His style hasn’t changed his 80s, Wilkinson says. “I’m an overhang, juggy guy,” he says. “That’s how I was brought up at [local climbing area] Lakit, which is steep but has big holds. I’m not very good on slabs; I don’t know if my ankles are not flexible, or what, but I’ve never trusted my feet on slabs.”
For Wilkinson, the sport’s biggest impact on his life has been the relationships and connections it his fostered, first with his son and now with his friends. His life advice? “Find something that you love to do, and you will do it for life.”
Bruce Hart, 64
Bruce Hart didn’t think he should comment for this story. “My co-climbers are much more accomplished than I am myself,” he says. “And I’m 64, so technically, I’m not even a senior.” But his cohort insisted. Hart took up the sport about four years ago, after double hip replacement surgery.

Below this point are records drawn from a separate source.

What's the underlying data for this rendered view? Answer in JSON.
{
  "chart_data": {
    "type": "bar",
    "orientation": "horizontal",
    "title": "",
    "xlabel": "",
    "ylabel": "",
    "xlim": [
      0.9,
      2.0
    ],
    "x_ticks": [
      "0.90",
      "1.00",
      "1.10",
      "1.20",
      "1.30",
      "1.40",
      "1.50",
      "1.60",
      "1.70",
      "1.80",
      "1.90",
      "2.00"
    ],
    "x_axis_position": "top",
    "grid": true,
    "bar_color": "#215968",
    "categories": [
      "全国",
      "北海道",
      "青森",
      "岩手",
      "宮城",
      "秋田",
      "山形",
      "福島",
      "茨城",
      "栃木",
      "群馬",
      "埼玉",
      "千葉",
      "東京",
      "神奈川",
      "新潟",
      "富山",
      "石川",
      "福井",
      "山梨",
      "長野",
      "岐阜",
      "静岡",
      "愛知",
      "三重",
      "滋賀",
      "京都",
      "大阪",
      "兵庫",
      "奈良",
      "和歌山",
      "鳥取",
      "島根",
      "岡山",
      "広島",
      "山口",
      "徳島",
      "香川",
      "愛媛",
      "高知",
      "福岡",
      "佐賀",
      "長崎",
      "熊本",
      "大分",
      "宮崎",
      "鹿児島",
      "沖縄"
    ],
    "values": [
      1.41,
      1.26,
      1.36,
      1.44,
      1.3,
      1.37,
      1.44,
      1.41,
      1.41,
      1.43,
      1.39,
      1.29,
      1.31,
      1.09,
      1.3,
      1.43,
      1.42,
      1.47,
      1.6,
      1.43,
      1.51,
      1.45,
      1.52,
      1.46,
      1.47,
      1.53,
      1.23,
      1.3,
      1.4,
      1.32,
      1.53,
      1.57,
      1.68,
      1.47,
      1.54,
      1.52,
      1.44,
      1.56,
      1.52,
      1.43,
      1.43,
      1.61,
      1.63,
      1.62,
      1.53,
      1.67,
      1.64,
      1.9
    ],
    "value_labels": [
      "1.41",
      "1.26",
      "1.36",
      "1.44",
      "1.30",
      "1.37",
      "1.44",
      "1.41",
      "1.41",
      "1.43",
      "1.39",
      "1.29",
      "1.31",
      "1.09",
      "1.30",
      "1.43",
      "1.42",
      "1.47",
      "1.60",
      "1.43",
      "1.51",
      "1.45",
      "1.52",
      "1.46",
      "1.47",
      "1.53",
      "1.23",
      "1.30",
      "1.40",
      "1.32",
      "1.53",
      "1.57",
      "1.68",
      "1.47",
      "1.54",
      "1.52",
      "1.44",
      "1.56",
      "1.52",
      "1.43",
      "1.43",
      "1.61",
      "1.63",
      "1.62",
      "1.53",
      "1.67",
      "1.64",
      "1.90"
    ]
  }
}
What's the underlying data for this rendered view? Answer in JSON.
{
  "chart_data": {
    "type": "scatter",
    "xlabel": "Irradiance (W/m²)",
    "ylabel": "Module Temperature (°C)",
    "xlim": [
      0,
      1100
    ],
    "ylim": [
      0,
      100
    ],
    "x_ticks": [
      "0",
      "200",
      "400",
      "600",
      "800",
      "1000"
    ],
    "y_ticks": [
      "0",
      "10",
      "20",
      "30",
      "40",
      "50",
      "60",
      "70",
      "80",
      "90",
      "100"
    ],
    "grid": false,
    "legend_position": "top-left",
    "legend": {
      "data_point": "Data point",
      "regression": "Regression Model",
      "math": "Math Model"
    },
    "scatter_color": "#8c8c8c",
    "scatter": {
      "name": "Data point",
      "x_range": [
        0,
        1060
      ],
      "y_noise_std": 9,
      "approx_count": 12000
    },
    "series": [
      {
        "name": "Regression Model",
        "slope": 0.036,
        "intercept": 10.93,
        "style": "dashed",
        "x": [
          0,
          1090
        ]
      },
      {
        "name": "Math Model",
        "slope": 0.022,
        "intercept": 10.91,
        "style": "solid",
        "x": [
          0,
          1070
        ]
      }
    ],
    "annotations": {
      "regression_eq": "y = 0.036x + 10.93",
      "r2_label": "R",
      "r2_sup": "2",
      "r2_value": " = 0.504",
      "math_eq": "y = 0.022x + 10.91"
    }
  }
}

“I needed to rehabilitate my hip,” Hart says, “and the climbing gym is really friendly for working on that kind of thing—your strength and flexibility, your balance.” He’s since progressed to cragging outside with the crew, and recently set his first route at Tora Bora, a 5.8 he calls Lichen It.
Hart is less reckless and more thoughtful about preserving his body’s mobility that he used to be. “When you’ve got two bum hips, it’s not like there’s a 50-50 chance of landing on the good one,” he says. Hart hopes that by being calculated, he, like Wilkinson, will still be able to participate in his 80s.
While he’s still relatively new to the crew, Hart already holds these friendships in high regard. “You know those college friendships where you can just pick up the conversation right where you left off the last time, even if it was a decade ago?” he says. “I think your climbing pals become like your college pals. You go through a lot together.”